Credit rating agency Moody's has reaffirmed New Zealand's Aa2 rating.
But it sounded a warning note about the country's "heavy reliance on foreign capital, which stems from a structural imbalance between national saving and investment."
Concern about the balance of payments and the country's accumulated external debt led Moody's to drop the credit rating a notch in 1998.
The need to tackle the underlying problem of inadequate national savings is cited by Finance Minister Michael Cullen when advocating his prefunding plan for New Zealand Superannuation.
Economists argue that Dr Cullen's plan to stash away tax dollars in a fund would have no greater effect on national savings than using the money to repay debt.
Moody's noted that New Zealand's 'impressive" record of running fiscal surpluses averaging 2 per cent of gross domestic product a year over the past six years.
That is a little more than the projected contribution rates for the Cullen scheme.
But Dr Cullen doubts that future governments would run surpluses and repay public debt to the same extent that his scheme would build financial assets.
As the debt gets lower, reducing it further becomes less of a priority, and the more tempting it is to cut taxes instead.
Even total debt repayment would only partly address the problem: net crown debt is around 21 per cent of gross domestic product, whereas the superannuation fund will need to reach around 50 per cent of GDP at its peak.

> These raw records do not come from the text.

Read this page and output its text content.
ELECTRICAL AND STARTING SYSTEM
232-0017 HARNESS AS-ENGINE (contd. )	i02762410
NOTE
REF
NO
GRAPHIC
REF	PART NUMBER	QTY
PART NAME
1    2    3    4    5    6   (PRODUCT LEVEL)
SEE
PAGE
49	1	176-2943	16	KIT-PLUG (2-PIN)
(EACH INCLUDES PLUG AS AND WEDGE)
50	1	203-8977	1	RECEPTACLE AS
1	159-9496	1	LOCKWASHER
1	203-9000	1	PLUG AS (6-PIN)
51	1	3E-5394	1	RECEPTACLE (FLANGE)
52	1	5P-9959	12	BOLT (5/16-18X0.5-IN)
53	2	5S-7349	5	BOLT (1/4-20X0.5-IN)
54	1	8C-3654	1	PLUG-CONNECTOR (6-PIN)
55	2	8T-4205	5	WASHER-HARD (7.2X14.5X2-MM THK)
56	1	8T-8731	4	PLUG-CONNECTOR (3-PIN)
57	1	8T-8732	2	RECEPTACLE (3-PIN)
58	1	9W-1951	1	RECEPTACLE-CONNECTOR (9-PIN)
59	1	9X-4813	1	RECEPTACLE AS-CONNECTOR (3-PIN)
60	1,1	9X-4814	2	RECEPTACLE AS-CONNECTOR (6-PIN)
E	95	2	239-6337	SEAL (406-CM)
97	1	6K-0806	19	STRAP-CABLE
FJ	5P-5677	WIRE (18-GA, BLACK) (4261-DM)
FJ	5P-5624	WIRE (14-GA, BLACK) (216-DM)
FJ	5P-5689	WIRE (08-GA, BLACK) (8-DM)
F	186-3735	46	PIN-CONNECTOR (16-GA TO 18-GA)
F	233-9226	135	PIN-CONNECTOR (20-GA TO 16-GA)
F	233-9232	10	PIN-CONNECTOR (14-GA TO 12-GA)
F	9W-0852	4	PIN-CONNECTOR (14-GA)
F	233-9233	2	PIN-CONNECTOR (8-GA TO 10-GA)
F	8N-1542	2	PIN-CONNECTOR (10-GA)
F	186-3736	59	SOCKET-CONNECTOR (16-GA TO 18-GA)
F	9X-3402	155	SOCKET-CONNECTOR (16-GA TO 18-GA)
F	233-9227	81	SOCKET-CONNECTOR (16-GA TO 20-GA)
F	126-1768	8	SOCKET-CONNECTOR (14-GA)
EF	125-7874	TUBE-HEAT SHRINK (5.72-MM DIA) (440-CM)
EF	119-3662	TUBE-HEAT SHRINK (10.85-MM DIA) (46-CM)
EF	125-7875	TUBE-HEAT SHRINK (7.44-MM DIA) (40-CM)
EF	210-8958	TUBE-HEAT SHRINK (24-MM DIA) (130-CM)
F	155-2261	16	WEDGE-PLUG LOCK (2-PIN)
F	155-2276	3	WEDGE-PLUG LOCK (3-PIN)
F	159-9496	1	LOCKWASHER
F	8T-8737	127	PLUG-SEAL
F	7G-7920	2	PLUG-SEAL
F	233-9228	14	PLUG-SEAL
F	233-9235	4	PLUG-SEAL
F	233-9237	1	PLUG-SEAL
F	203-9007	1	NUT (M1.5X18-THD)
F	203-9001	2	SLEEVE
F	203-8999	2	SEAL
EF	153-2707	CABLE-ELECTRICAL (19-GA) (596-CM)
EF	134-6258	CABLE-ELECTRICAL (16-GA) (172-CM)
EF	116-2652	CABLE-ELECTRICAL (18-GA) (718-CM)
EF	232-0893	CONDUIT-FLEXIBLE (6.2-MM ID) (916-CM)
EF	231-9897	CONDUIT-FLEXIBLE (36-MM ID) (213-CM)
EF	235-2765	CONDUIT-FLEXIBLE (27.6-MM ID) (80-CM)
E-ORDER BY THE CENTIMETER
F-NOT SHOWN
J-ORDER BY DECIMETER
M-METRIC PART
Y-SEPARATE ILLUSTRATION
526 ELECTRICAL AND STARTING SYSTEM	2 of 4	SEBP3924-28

Critics of the scheme often take it as axiomatic that the money would be better left in taxpayers' hands.
Infometrics economist Dr Adolf Stroombergen, for example, argues that economic growth is likely to be higher if people are left to use the money as they see fit, perhaps building up small businesses or investing in their children's education.

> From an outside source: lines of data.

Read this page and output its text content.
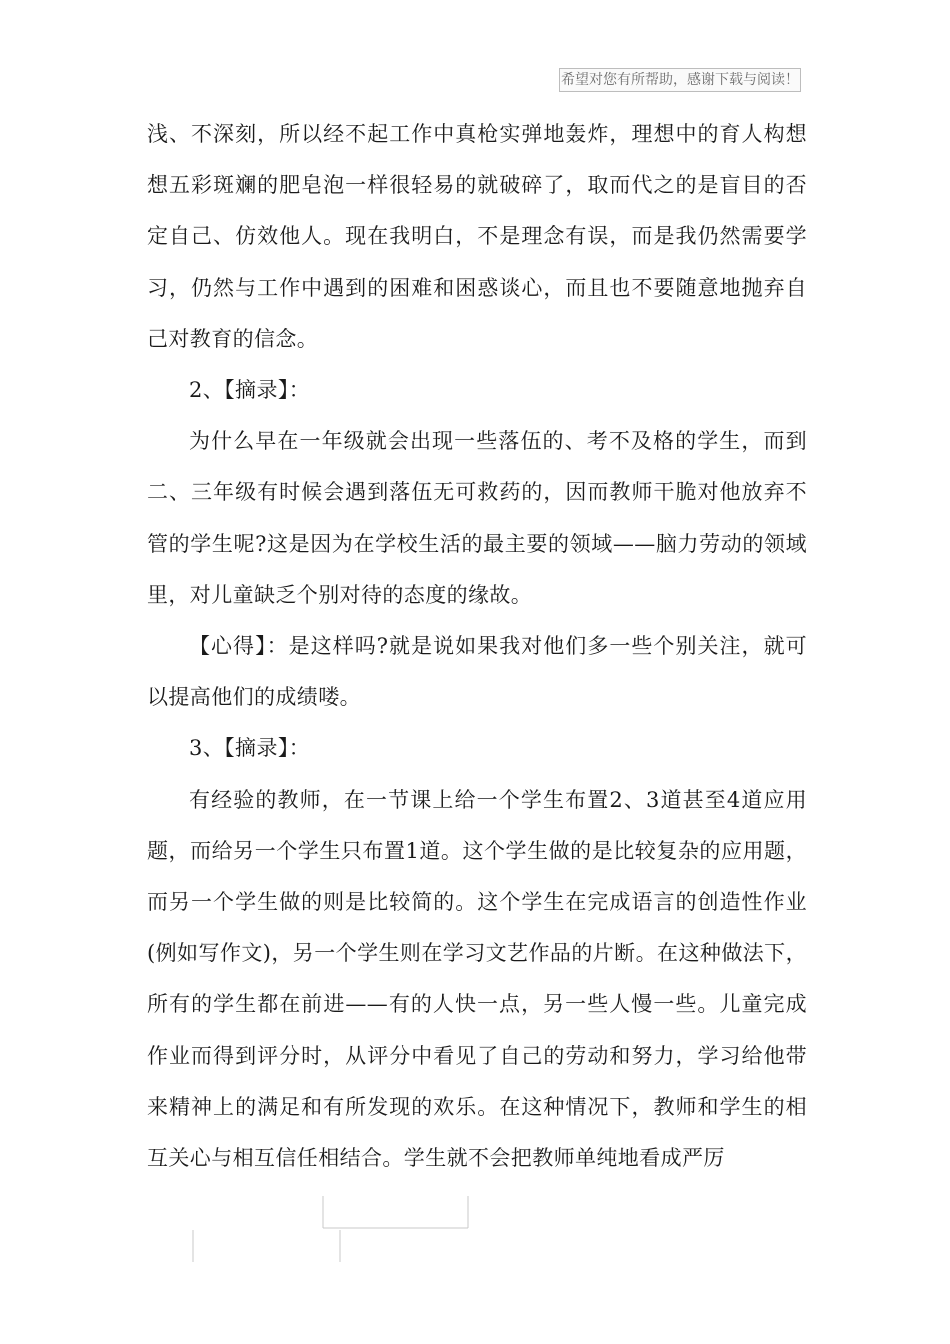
希望对您有所帮助，感谢下载与阅读！

浅、不深刻，所以经不起工作中真枪实弹地轰炸，理想中的育人构想想五彩斑斓的肥皂泡一样很轻易的就破碎了，取而代之的是盲目的否定自己、仿效他人。现在我明白，不是理念有误，而是我仍然需要学习，仍然与工作中遇到的困难和困惑谈心，而且也不要随意地抛弃自己对教育的信念。

2、【摘录】：

为什么早在一年级就会出现一些落伍的、考不及格的学生，而到二、三年级有时候会遇到落伍无可救药的，因而教师干脆对他放弃不管的学生呢?这是因为在学校生活的最主要的领域——脑力劳动的领域里，对儿童缺乏个别对待的态度的缘故。

【心得】：是这样吗?就是说如果我对他们多一些个别关注，就可以提高他们的成绩喽。

3、【摘录】：

有经验的教师，在一节课上给一个学生布置2、3道甚至4道应用题，而给另一个学生只布置1道。这个学生做的是比较复杂的应用题，而另一个学生做的则是比较简的。这个学生在完成语言的创造性作业(例如写作文)，另一个学生则在学习文艺作品的片断。在这种做法下，所有的学生都在前进——有的人快一点，另一些人慢一些。儿童完成作业而得到评分时，从评分中看见了自己的劳动和努力，学习给他带来精神上的满足和有所发现的欢乐。在这种情况下，教师和学生的相互关心与相互信任相结合。学生就不会把教师单纯地看成严厉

But why would people invest less in their own or their children's future livelihoods rather than spending less on, say, imported DVD players or holidays abroad?
Moody's says that improved private savings as well as continued fiscal prudence will be needed if New Zealand is to retain the confidence of the markets and increase the pace of economic growth.
Partly prefunding the state pension is likely to have two opposing effects on private savings.
If it is seen as making NZ Superannuation more secure, it may lead people to save less than they otherwise would.
On the other hand, by reducing the demoralising uncertainty that has long plagued public superannuation, it may encourage more private saving.
Which effect will prove stronger? At this stage it is impossible to tell.